Superbike: Lucio Pedercini “Dobbiamo ancora migliorare”

Superbike: Lucio Pedercini “Dobbiamo ancora migliorare”

Lucio Pedercini diceva che Yonny Hernández avrebbe ottenuto risultati migliori da Brno. Ma ancora nessun passo avanti: “Fatichiamo da metà gara in poi.”

di Alessandro Palma

(Here this interview in English) Nell’intervista a noi rilasciata il 16 maggio, Lucio Pedercini diceva che il risultati di Yonny Hernández, deludenti fino a quel momento, sarebbero migliorati a partire dal round di Brno.

Nelle sei gare svoltesi tra Repubblica Ceca, Laguna Seca e Misano, però, il pilota colombiano ex-MotoGP ha ottenuto risultati in linea con quelli dei round precedenti e il distacco dalla testa della corsa è rimasto più o meno invariato. Con gli undicesimi posti ottenuti in Gara 1 a Brno e Laguna Seca, Hernández ha eguagliato il risultato che aveva ottenuto in Gara 2 a Buriram, ma i passi avanti sperati da lui e dal team non si sono ancora concretizzati.

Abbiamo sentito nuovamente Lucio Pedercini per capire il perché di tutto questo, oltre che per parlare dei suoi piani per il 2019.

 

Nell’intervista precedente aveva detto che la vostra stagione sarebbe iniziata a Brno, ma i risultati fatti da lì in avanti sono uguali a quelli delle gare precedenti. Cosa può dirci a riguardo?

È vero che i risultati sono ancora gli stessi, ma se andiamo a vedere le prove libere di Brno, per esempio, Hernández ha fatto il terzo tempo sul bagnato nella prima sessione e nella seconda era abbondantemente in top 10, finché non è caduto alla curva 5. Nell’incidente la moto si è danneggiata in modo abbastanza serio e questo ci ha impedito di girare ulteriormente nelle FP2 e di fare un long run nelle FP3, cosa che ci ha penalizzati per il resto del weekend. Comunque il passo avanti c’è stato e ora Hernández riesce a stare con piloti come Razgatlioglu e Ramos. Il problema è che questo dura solo fino a metà gara: non siamo ancora riusciti a mettere a punto la moto per andare forte anche con le gomme usurate e questo ci penalizza molto nella seconda parte di gara, dove inevitabilmente Hernández perde terreno. Cercheremo di risolvere questo problema ai test di Portimao (in programma il 23 e 24 agosto, ndr).

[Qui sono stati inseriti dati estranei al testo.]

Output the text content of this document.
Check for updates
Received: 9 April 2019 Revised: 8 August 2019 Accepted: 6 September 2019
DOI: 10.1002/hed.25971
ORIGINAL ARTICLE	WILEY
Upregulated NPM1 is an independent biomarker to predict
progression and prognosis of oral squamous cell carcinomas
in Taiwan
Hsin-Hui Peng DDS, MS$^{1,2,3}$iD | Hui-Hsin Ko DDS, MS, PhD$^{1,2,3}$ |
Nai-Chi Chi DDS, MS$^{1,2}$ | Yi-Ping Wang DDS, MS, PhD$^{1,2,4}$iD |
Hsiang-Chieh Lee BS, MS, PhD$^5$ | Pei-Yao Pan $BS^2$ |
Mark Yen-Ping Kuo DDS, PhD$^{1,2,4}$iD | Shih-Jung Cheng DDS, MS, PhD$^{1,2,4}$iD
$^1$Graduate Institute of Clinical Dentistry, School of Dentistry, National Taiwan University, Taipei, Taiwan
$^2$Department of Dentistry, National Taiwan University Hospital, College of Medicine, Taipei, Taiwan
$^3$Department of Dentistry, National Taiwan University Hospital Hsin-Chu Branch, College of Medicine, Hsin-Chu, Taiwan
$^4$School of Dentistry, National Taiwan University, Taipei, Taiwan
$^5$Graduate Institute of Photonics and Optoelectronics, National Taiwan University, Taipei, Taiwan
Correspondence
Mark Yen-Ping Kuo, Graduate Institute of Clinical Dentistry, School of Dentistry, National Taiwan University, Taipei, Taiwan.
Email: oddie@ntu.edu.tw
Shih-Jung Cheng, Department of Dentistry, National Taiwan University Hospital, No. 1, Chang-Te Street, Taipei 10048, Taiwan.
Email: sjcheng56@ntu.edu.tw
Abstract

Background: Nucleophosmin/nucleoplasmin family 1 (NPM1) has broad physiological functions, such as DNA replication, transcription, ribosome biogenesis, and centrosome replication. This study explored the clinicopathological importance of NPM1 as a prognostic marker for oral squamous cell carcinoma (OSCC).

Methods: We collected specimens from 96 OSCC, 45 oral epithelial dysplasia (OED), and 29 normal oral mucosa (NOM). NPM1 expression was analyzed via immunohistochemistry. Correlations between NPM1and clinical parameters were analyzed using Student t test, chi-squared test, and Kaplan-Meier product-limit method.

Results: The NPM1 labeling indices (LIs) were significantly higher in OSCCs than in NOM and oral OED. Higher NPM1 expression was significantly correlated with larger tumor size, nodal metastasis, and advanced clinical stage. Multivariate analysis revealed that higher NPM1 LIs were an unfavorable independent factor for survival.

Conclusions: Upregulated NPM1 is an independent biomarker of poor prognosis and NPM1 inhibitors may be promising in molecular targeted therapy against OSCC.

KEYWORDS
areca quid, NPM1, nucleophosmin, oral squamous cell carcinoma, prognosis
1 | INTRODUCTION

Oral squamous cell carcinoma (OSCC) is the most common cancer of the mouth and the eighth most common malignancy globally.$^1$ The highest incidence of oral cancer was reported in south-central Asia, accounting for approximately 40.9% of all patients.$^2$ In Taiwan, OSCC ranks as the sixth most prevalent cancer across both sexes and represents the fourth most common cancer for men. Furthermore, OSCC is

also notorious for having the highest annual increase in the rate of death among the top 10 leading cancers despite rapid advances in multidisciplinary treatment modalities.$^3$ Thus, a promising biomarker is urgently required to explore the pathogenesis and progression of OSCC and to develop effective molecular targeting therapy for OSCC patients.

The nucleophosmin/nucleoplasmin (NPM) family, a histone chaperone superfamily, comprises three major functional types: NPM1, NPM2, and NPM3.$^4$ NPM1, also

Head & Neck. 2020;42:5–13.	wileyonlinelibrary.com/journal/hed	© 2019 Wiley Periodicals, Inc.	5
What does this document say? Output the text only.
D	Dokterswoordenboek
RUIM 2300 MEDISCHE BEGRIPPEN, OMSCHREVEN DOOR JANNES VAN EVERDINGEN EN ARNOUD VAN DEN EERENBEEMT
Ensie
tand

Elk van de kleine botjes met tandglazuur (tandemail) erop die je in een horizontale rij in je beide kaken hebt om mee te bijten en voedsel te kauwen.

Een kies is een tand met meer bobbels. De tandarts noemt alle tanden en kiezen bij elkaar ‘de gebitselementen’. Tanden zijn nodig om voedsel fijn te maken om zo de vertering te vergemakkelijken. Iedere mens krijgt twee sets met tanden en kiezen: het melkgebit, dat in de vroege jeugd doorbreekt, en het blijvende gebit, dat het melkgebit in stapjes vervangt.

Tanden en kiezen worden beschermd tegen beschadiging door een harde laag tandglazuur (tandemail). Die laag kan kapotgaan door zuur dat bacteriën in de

Come fa un team privato come il vostro ad andare avanti, in mancanza di risultati?

Dobbiamo considerare che quest’anno Hernández è arrivato più volte dodicesimo o tredicesimo a meno di 30 secondi dal primo, mentre l’anno scorso, con questo distacco, potevi arrivare anche nei primi cinque/sei. Il livello si è alzato tantissimo e mentre i risultati in sé possono “fare schifo”, il fatto che non siamo lontani dai primi dimostra che noi ci siamo e questo ci aiuta ad andare avanti. Inoltre, abbiamo vari sponsor che ci sostengono per la nostra serietà, dimostrata anche dal fatto che non abbiamo mai saltato una gara dal 1993 a oggi. Purtroppo ogni anno abbiamo dei problemi che ci impediscono di stare più avanti in classifica: quest’anno, per esempio, facciamo fatica per la mancanza di test, perché questo ci costringe a sfruttare le sessioni di prove libere per fare test, appunto, e non per prepararci per la gara. Anche per questo cercheremo di sfruttare i due giorni a disposizione a Portimao.

Il sistema delle “concession parts” avrebbe dovuto aiutarvi.

Infatti adesso abbiamo una Kawasaki molto vicina a quella del team ufficiale e l’unica area in cui c’è una piccola differenza è l’elettronica. La nostra moto, inoltre, non ha niente in meno rispetto a quella di Toprak Razgatlioglu e il fatto che lui sia riuscito a salire sul podio a Donington dimostra che la Kawasaki è competitiva. Il problema è che il gap tra ufficiali e privati è rimasto invariato a causa del regolamento, che limita anche i giri motore delle Ninja private. In più, il team ufficiale fa tantissimi test ed è seguito direttamente dagli ingegneri Kawasaki, possibilità che noi non abbiamo.

Avete già programmato il 2019?

Hernández ci ha chiesto di poter rimanere anche l’anno prossimo e presto ne riparleremo. Credo sia un’ottima soluzione, perché arrivare al prossimo anno con già una stagione e dei test alle spalle potrebbe aiutarci a ottenere finalmente degli ottimi risultati. Mi piacerebbe anche tornare a schierare due moto, ma a questa possibilità ci penseremo più avanti.